Uzayda nükleer silah konuşlandırmak Rus teknolojisinde önemli bir ilerleme olacak. Dış Uzay Anlaşması uzayda nükleer silah bulundurmayı yasaklıyor ancak Rusya Soğuk Savaş döneminden kalma pek çok silah kontrol anlaşmasından özellikle de Ukrayna savaşının başlamasından bu yana çekiliyor.
Dış Uzay Anlaşması ya da Ay ve Diğer Gök Cisimleri Dahil, Uzayın Keşif ve Kullanılmasında Devletlerin Faaliyetlerini Yöneten İlkeler Hakkında Anlaşma uzay hukukunun Magna Carta’sı olarak nitelendirilir. 27 Ocak 1967’de ABD, Birleşik Krallık ve Sovyet Sosyalist Cumhuriyetler Birliği’nde (SSCB) imzaya açılan anlaşma 10 Ekim 1967’de yürürlüğe girmişti.
2015 Eylülü itibariyle anlaşmaya taraf ülke sayısı 104’e yükselmişti.

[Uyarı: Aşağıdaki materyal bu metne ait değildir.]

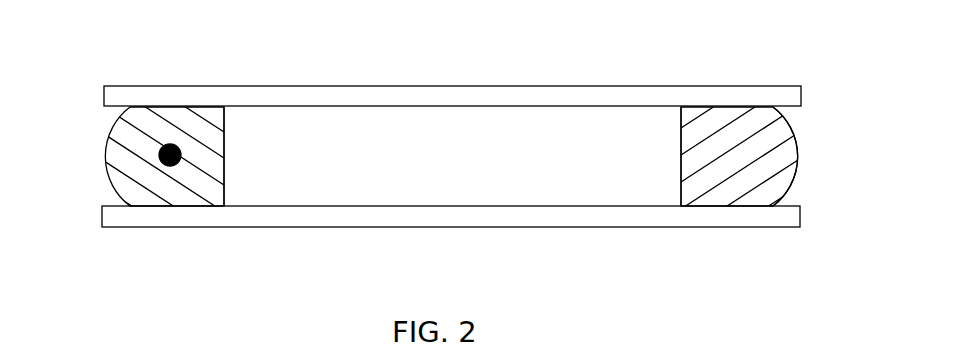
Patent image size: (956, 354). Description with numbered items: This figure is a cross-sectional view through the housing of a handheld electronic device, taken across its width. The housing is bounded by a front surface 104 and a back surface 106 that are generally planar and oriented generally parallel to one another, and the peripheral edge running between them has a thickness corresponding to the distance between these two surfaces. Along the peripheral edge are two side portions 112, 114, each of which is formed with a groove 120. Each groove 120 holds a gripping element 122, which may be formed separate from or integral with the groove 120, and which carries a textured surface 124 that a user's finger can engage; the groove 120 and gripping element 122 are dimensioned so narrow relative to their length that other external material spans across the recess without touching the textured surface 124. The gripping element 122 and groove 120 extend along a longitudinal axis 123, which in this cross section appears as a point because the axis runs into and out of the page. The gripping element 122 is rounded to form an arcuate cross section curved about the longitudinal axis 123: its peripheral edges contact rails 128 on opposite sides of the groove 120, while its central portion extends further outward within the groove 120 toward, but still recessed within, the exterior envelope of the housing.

The front surface 104 is at (432, 227).
The back surface 106 is at (436, 85).
The side portion 112 is at (78, 96).
The side portion 114 is at (832, 96).
The groove 120 is at (225, 172).
The gripping element 122 is at (120, 157).
The longitudinal axis 123 is at (173, 144).
The textured surface 124 is at (792, 180).
The rail 128 is at (142, 98).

1967 Dış Uzay Antlaşması’nın temel amacı halihazırda 1962 (XVIII) sayılı BM Genel Kurulu Kararı ile belirlenmiş uzay hukukunun temel ilkelerinin arasında bağlantı kurup uzay faaliyetlerinin sınırlarının belirlenmesi, uzayın barışçıl kullanılması ve keşfi.